Bizâncio (330 a
1453 d.C.)
A civilização bizantina, que
durou um milênio, começa a formar-se ao longo de dois séculos depois que o
imperador Constantino decidiu mudar a capital do império romano para Bizâncio
(324). Por isso mesmo, não se fala em data precisa do início desta civilização.
Precisar data inicial de uma civilização que tem matriz cultural em outra é
tarefa quase impossível. A matriz cultural de Bizâncio era Roma. Há sempre um
período de gradual mudança até a nova civilização reunir características
próprias. A nova capital denominou-se Constantinopla (330). Hoje, o seu nome é
Istambul (Turquia).
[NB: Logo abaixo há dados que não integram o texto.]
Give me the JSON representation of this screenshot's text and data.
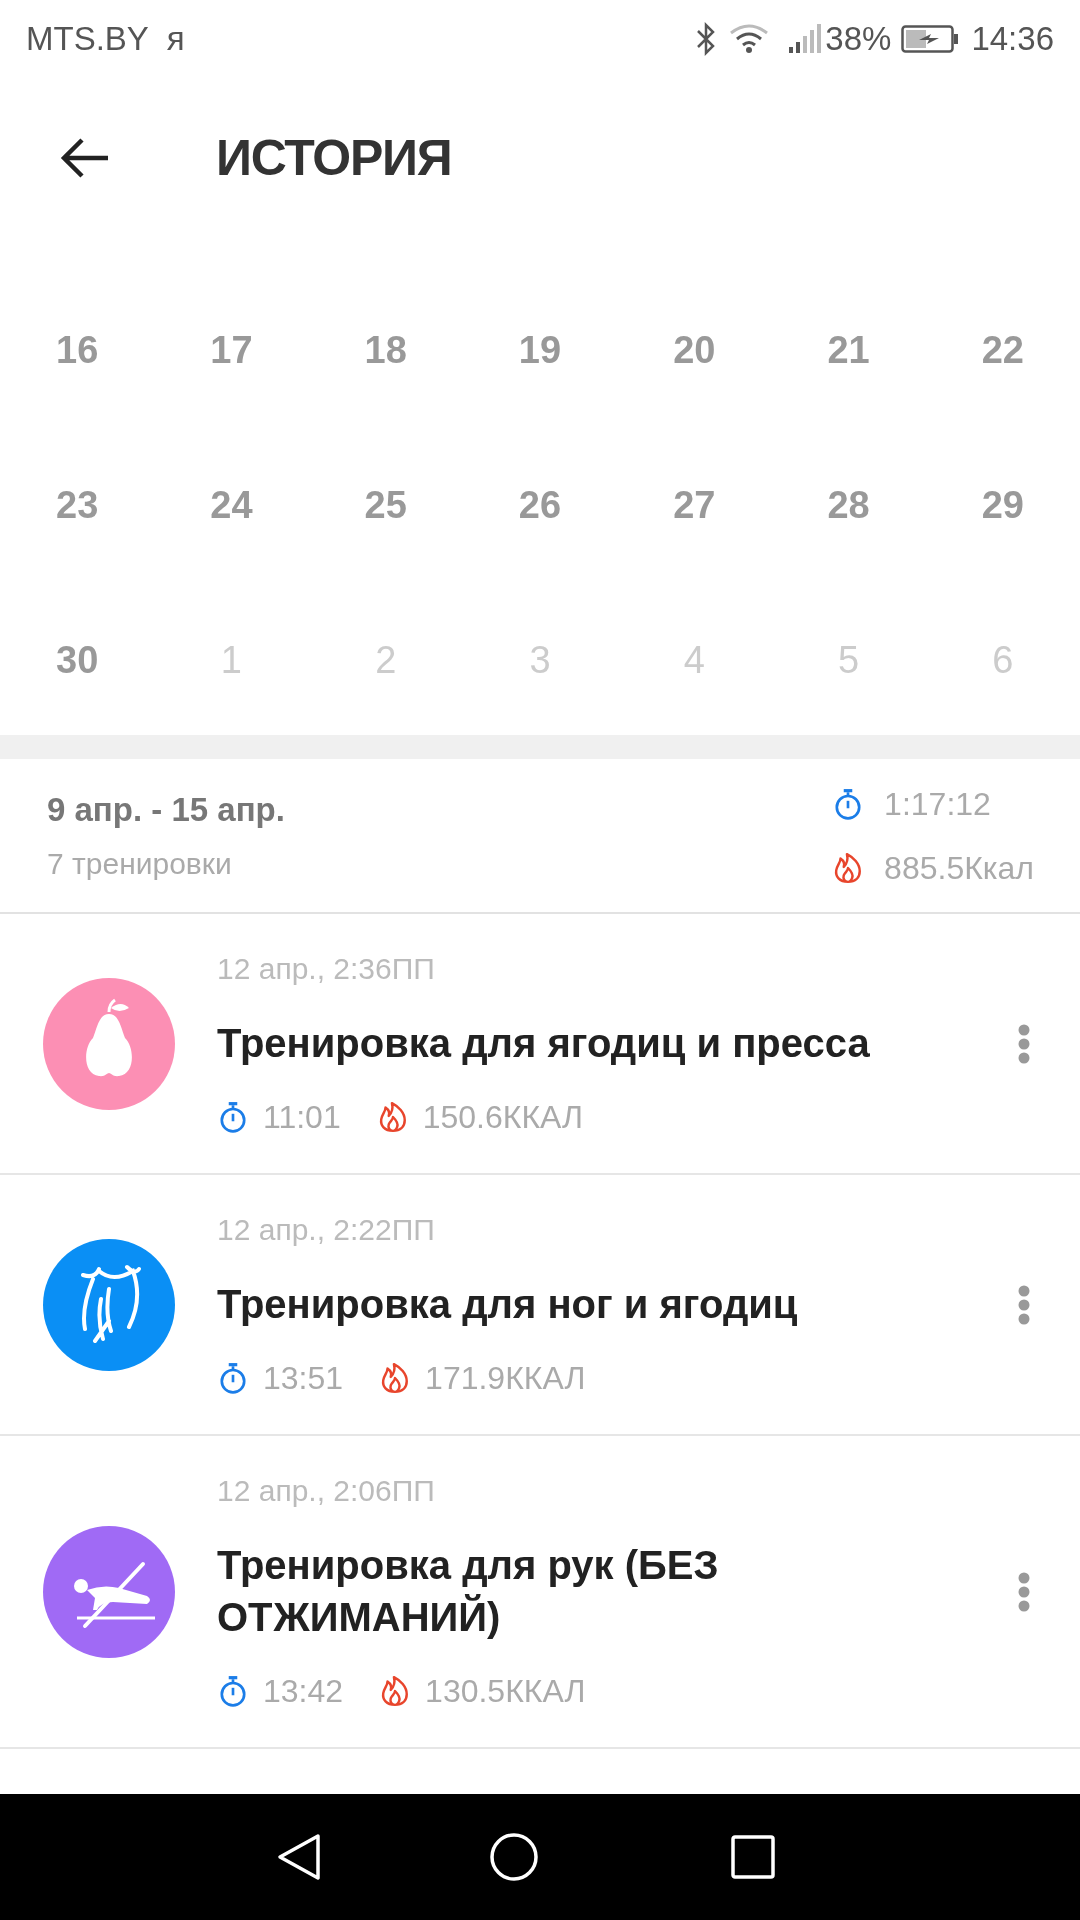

A parte menor do território desse império situava-se na
Europa e a parte maior na Ásia Menor, no Oriente Próximo e na África. Justiniano
empreendeu a reconquista de partes perdidas do império romano. Todavia, enorme
faixa de norte a sul da Itália ficou em poder dos lombardos; a parte central e
norte da Espanha, com os ostrogodos; a Gália, com os francos. Bizâncio ficou
com o sul da península italiana, incluindo a Sicília, com as ilhas da Sardenha,
com a Córsega e Creta e com as cidades de Ravena, Gênova e Nápoles. Na África,
o império bizantino incluiu o Egito e Cartago; no Oriente Próximo, a Palestina,
Fenícia e Síria. Esta nova civilização adquiriu feição oriental. Predominava o
idioma grego. A cultura literária, artística e científica era acentuadamente
helenística. A cultura religiosa era cristã de traços místicos, abstratos e
pessimistas. O regime político era despótico e teocrático. A população era
formada de armênios, egípcios, eslavos, fenícios, germanos, gregos, judeus,
mongóis, persas e sírios. Os bizantinos nutriam certa animosidade em relação à
igreja de Roma, aos italianos, aos normandos e aos germanos.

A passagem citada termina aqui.